When Alice came upon the fork in the road, she saw arrows pointing in two directions and she wondered aloud which way she should go. The Cheshire Cat told her, “if you don’t know where you’re going, either road will do.” Whether you have a small team, or a medium to large-sized organization, moving out without a plan in uncharted waters is like moving without knowing where you’re going. Very few organizations get to a good place without having a solid Strategic Plan to guide them. The essence of strategic planning is understanding the organization’s current environment, defining the future direction, creating the roadmap to get you there and deploying the plan to mobilize your organization. Through five-day, ten-day and longer workshops and engagements, your team can learn how to:
- Survey the current environment
- Define the future direction
- Create the roadmap
- Deploy the plan to mobilize your teams
These skills combined can help your team to focus on the future potential of your organization so you can respond to opportunities and imagine new possibilities that might not exist today.
In the early 1960′s, when President John F. Kennedy said, “We will put a man on the moon and return him safely home by the end of this decade,” he captured the essence of vision. Seeing a new reality and capturing it in a brief, vivid statement is the kind of thing that can launch a great endeavor or that can mobilize an organization toward a new, uncharted direction. At the heart of envisioning is surveying the environment, imagining a new reality, capturing the vision statement and mobilizing the organization to achieve. Through two, three and five-day workshops, your team can learn how to:
- Assess the landscape
- Look beyond current circumstances
- Craft a vivid, mobilizing vision statement
- Communicate the vision to your teams
These skills combined can help your team to seize future potential by casting off the ties that bind your organization to current thinking so you can grow organically with new products, services or ideas.
In Ron Howard’s movie, Apollo 13, the team is confronted with a perilous dilemma when the oxygen scrubbers fail. In very little time, they must craft a mechanism out of spare parts to save the lives of the men on the ship. Could your team do something like that? Central to missioneering is recognizing that an organizational problem exists, moving beyond individual needs to work as a team, bringing together resources and eliminating obstacles to success and firing on all cylinders. Through two, three and five-day workshops, your team can learn how to:
- Recognize and define the organizational or team issue
- Work as a high-performance team
- Provide resources and eliminate obstacles to success
- Serve as a catalyst to help other teams to fire on all cylinders
These skills combined can help your team to embody the kinds of workplace attitudes, demonstrating them through behavior that not only gets the job done, but that also gets it done in a way that spurs everyone on to greatness.
When any football team wins the Super Bowl it is because they had an effective game plan that was better than their competitor’s plan and they executed it superbly.

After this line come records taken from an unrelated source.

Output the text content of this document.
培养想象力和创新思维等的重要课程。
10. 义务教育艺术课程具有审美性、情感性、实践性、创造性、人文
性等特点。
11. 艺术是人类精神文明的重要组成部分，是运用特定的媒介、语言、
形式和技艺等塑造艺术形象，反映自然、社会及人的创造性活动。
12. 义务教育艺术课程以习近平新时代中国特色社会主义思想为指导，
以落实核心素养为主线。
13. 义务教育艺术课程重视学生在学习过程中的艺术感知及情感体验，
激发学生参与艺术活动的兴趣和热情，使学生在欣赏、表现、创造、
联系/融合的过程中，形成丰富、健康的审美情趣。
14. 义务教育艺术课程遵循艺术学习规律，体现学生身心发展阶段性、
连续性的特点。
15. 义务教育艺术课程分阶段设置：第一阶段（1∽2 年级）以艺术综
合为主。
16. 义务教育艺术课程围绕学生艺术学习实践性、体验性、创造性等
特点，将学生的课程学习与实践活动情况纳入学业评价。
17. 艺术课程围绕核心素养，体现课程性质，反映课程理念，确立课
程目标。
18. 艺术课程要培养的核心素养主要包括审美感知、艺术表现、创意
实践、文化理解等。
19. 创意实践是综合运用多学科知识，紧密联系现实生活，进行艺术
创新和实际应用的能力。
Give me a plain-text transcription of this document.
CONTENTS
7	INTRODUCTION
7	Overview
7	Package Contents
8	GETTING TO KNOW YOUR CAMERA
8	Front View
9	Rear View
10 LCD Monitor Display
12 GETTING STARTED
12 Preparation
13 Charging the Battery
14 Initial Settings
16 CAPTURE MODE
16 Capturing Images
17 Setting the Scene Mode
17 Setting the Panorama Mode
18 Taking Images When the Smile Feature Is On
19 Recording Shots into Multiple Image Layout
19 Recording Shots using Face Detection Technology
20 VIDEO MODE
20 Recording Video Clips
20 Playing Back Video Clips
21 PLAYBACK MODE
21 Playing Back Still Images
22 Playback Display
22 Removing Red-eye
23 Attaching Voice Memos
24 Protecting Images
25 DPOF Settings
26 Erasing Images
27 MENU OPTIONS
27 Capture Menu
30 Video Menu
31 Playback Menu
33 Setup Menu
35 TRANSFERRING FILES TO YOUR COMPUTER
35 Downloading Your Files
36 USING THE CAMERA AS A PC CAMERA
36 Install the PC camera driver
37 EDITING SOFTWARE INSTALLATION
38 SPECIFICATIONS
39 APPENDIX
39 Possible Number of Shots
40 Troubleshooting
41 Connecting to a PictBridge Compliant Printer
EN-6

Planning is often overlooked but it is absolutely critical to success. Planning includes predicting challenges that might appear and mitigating them through effective preparation. Bringing a team to success means maximizing available talent. To be truly great at project execution, managers must master the art of tying project plans to organizational goals and objectives, they must craft tactical or operational plans that meet mission goals, they must plan for unseen things that could happen and they must react to variances with grace and forethought. Through two, three and five-day workshops, your team can learn how to:
- Understand the organization’s strategic direction
- Develop tactical and operational plans keyed to mission goals
- Plan to mitigate risk of potential circumstances
- Bring the team together to react to change so the plan doesn’t get derailed
These skills combined can help your team to lessen their bias toward the tactical plan to the realization that they may need to make small changes to achieve project excellence.